Normaler zeigte sich die Siegerdemo der Stream Six, Matt Currents Father of the Great Nation Remix. Es ist eine dieser typischen, hämmernden Techno-Demos, die man entweder liebt oder hasst. Starke Kontraste, überzeichnete Konturen und grelle Farben prägen die schnell wechselnden Bilder, die mit einigen hübschen Effekten und Grafiken aufwarten. Sehr stylisch, aber aufgrund der monotonen, harten Beats auch gewöhnungsbedürftig. Fans dieser Art von Show werden auf jeden Fall begeistert sein.

Unheimlich viel Atmosphäre verbreiteten MFX mit ihrem Werk Kyklop. Trotz eigentlich nur einer einzigen Szene, ist diese Demo ein perfektes Beispiel dafür, welch atemberaubende Stimmung man mithilfe eines grandiosen Soundtracks und der richtigen Farbwahl und Beleuchtung erzeugen kann.
Pod-Racer-Fans kamen bei Smugglers on Acid auf ihre Kosten. Hier rasen drohnenähnliche Flugkörper über eine Wüstenlandschaft, während um sie herum schicke Würfel vom Himmel fallen. Das fetzt richtig, zumal die Musik mit ihren E-Gitarren hervorragend zum rasanten Geschehen passt und immer wieder schicke Kamerazooms dem Treiben zusätzlichen Pepp verleihen.
Viel Glow und Blur, ein bisschen Transparenz geschmückt mit Partikeln, tolle Farben und ein ruhiger, aber zugleich doch antreibender Soundtrack waren die Zutaten für Fr003 Protrackt von Friction. Minimalistisch, aber schön.
Etwas altbacken, aber mit netten Grafiken und Rockklängen unterlegt war Paha Kukka von den Altmeistern von Hirmu.

Eine Nummer kleiner war die 64k Intro Ediacara von der Gruppe Traction, die in ihrer Unterwasserwerlt wieder mehr in Richtung 3D-Pop-Art abdriften.
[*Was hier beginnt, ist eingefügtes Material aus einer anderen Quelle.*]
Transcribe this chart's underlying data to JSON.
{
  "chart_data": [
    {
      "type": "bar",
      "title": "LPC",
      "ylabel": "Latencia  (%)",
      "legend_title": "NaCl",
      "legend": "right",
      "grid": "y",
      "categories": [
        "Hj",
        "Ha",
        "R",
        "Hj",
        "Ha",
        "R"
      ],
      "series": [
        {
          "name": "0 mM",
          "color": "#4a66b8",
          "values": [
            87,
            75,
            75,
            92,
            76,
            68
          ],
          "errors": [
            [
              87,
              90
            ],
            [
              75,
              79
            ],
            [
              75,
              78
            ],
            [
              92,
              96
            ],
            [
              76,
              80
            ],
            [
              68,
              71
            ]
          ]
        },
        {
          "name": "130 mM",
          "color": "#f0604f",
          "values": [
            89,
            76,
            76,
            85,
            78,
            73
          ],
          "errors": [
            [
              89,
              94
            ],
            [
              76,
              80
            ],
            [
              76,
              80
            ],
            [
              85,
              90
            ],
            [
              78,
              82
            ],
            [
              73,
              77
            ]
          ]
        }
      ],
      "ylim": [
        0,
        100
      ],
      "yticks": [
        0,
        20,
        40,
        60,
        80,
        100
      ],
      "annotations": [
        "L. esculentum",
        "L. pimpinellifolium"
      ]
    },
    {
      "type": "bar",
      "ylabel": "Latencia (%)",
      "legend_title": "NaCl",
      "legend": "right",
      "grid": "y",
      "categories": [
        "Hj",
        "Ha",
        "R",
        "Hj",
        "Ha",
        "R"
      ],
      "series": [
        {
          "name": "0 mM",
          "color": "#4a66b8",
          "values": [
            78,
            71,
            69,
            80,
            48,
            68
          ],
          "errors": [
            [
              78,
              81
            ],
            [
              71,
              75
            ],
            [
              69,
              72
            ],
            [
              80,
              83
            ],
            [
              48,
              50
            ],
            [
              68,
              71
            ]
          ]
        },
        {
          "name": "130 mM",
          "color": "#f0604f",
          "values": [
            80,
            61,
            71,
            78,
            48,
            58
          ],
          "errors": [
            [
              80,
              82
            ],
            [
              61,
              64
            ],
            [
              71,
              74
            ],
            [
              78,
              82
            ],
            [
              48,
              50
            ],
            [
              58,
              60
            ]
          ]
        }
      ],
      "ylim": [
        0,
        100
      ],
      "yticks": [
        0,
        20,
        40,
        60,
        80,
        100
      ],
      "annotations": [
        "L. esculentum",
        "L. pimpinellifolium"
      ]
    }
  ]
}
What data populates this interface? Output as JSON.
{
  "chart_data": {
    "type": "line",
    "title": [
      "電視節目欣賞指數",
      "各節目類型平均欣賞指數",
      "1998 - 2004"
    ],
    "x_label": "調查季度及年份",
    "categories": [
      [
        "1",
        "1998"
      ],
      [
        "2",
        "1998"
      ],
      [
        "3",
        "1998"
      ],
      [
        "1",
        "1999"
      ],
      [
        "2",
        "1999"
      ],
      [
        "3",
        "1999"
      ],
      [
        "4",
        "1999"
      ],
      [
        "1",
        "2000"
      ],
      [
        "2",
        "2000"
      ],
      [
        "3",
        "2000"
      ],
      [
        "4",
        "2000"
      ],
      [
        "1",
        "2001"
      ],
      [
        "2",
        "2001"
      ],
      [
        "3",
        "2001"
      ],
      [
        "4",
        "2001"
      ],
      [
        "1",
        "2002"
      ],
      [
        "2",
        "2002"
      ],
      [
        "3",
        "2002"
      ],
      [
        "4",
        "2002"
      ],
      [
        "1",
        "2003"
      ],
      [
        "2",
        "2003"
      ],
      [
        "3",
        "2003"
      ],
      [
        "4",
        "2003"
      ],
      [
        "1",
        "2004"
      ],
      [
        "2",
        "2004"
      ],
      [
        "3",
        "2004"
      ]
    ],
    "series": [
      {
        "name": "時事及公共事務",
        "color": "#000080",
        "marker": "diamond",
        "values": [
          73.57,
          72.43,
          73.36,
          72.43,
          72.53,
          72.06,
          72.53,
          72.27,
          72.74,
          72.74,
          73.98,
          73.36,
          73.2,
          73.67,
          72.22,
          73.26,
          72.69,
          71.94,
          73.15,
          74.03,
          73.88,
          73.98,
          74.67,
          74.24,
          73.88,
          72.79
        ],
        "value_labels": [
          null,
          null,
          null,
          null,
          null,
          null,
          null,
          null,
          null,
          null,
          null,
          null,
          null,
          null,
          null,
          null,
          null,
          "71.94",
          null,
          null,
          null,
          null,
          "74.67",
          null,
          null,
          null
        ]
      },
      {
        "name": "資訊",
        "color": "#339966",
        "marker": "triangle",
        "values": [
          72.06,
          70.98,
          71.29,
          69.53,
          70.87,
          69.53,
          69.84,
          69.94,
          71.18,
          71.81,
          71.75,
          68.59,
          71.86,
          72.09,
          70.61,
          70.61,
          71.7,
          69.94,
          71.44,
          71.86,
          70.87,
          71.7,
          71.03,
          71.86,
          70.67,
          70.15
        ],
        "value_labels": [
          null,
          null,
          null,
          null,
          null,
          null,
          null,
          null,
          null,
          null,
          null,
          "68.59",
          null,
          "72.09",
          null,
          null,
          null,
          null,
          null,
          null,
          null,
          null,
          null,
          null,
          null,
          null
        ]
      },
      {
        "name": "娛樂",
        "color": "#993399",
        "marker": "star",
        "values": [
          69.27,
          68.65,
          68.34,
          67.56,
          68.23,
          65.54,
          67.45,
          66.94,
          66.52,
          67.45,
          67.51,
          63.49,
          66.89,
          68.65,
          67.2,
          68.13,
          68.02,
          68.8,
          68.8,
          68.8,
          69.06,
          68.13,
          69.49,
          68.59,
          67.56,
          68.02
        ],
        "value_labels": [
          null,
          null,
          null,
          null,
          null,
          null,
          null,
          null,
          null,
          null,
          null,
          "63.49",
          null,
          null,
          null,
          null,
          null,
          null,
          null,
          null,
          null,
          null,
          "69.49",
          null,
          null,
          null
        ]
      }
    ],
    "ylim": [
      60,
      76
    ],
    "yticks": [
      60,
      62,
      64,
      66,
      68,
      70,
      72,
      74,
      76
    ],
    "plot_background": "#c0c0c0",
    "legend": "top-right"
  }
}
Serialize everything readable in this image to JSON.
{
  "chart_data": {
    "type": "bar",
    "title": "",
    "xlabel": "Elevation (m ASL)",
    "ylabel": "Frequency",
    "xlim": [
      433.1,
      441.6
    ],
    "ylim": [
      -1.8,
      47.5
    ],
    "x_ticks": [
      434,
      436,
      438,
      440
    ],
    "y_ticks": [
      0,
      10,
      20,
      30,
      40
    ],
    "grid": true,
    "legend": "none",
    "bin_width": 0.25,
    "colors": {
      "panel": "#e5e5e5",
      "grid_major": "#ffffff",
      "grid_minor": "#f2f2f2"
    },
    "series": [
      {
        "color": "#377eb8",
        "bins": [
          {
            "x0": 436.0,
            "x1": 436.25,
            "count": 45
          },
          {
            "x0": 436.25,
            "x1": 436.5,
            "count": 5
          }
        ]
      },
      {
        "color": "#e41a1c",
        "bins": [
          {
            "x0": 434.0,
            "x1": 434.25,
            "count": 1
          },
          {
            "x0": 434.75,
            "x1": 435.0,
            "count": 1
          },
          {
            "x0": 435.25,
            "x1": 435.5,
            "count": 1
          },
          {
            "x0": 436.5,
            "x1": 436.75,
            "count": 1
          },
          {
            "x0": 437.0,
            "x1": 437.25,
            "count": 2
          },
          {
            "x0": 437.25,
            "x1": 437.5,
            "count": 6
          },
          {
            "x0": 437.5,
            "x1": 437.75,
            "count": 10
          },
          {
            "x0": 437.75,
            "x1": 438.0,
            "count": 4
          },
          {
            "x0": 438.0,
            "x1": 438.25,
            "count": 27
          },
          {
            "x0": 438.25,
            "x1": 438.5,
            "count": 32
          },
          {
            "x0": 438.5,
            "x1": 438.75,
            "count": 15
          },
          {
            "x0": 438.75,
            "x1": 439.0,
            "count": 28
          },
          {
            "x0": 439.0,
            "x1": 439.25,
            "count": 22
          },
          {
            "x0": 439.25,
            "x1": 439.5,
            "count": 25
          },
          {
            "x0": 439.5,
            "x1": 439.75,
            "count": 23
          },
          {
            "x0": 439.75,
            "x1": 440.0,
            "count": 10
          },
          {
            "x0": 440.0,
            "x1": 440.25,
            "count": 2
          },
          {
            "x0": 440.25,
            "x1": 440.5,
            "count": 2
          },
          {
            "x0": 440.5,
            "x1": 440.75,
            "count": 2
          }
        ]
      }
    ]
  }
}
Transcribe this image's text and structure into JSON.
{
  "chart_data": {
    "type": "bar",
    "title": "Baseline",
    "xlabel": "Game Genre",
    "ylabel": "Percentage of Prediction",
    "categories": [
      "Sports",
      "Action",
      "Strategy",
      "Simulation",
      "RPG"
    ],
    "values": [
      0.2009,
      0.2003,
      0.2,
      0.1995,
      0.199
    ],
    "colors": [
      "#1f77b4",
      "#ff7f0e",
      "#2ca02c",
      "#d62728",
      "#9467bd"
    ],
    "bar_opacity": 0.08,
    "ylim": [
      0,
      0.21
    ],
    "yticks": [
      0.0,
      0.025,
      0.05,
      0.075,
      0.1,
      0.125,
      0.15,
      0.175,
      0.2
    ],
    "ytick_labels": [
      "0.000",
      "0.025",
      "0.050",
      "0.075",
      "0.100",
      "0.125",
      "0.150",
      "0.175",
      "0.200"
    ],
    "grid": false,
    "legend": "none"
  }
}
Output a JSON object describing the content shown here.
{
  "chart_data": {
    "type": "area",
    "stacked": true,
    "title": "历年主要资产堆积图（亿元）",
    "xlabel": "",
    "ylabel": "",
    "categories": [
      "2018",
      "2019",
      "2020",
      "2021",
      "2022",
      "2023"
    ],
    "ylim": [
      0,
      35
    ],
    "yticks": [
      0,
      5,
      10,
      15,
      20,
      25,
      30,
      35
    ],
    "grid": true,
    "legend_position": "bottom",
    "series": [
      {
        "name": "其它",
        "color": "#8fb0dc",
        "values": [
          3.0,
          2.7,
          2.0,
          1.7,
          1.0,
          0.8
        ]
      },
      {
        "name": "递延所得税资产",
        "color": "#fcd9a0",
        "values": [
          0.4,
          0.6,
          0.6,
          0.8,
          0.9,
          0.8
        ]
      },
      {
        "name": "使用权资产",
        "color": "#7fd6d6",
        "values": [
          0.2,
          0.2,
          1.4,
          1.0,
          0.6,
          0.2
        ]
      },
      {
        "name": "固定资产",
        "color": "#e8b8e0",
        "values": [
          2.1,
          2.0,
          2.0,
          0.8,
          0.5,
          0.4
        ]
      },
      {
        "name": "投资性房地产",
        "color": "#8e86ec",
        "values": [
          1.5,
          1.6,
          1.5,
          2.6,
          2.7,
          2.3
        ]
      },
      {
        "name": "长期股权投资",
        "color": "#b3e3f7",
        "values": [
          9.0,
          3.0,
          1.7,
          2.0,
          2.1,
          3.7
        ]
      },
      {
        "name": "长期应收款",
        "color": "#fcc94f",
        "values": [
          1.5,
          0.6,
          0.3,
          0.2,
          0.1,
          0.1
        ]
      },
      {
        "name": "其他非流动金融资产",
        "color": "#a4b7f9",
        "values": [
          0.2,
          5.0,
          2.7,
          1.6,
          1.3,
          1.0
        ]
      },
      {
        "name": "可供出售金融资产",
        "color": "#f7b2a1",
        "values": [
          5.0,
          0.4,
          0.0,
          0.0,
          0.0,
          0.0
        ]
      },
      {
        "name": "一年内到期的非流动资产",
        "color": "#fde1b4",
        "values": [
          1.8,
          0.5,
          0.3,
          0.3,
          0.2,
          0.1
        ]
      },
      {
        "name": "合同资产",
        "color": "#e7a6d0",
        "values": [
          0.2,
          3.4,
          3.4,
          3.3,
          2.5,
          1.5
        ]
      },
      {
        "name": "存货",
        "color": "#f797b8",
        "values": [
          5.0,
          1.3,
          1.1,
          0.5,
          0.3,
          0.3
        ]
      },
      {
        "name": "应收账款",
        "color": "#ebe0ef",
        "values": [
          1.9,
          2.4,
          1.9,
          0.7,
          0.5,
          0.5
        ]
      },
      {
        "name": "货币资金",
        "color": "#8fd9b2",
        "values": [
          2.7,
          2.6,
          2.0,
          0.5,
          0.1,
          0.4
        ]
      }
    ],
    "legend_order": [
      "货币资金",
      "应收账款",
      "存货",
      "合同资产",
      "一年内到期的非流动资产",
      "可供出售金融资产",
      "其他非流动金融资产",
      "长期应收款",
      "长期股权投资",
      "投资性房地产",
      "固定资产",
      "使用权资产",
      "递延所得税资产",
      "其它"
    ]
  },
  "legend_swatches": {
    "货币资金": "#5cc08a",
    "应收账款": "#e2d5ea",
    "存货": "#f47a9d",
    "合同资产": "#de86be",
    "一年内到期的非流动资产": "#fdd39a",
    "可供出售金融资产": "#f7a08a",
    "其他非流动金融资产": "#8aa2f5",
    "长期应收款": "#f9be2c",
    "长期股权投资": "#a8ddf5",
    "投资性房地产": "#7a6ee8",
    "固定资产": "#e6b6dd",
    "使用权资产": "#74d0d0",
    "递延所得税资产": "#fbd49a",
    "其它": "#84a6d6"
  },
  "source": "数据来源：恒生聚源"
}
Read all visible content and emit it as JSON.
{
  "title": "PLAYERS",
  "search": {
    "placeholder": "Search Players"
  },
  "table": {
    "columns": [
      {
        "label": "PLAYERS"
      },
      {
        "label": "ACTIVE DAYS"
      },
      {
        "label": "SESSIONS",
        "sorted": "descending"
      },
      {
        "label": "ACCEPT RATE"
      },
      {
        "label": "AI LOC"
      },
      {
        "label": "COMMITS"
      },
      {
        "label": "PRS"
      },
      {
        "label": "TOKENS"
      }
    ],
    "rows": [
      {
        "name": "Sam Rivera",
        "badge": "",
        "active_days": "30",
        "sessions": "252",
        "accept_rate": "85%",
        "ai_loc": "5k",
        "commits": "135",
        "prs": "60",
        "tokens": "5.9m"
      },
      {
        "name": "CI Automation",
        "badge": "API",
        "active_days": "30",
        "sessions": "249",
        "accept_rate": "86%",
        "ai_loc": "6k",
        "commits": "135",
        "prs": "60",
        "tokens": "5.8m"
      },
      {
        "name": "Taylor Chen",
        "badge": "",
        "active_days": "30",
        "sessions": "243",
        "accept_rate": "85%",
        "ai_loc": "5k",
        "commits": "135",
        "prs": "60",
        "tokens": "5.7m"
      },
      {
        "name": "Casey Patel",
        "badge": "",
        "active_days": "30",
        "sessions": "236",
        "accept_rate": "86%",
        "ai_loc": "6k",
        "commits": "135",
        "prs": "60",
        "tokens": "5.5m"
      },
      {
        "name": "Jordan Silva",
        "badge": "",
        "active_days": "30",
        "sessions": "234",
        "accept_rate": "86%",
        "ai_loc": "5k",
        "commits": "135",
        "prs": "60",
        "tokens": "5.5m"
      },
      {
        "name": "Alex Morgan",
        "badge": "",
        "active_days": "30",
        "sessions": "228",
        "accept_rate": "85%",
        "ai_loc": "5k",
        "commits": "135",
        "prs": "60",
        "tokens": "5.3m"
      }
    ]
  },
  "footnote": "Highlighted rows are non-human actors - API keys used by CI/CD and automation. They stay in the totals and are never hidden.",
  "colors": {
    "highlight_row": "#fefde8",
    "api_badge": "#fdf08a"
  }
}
Zumindest erinnern die grellen Blau- und Pinktöne daran, die allerlei schlängelndes Meeresgetier hübsch aussehen lassen.
Nur 4k groß ist Moldtype, die Intro die mehr durch ihre fantastische Musik als durch ihre eintönigen Visuals begeistert.


Brillanter Grafikstil, erschütternde Bilder: Koomas
Ballad of cluster Bomb - Director's Cut gilt schon
jetzt als Meisterwerk der Demokunst.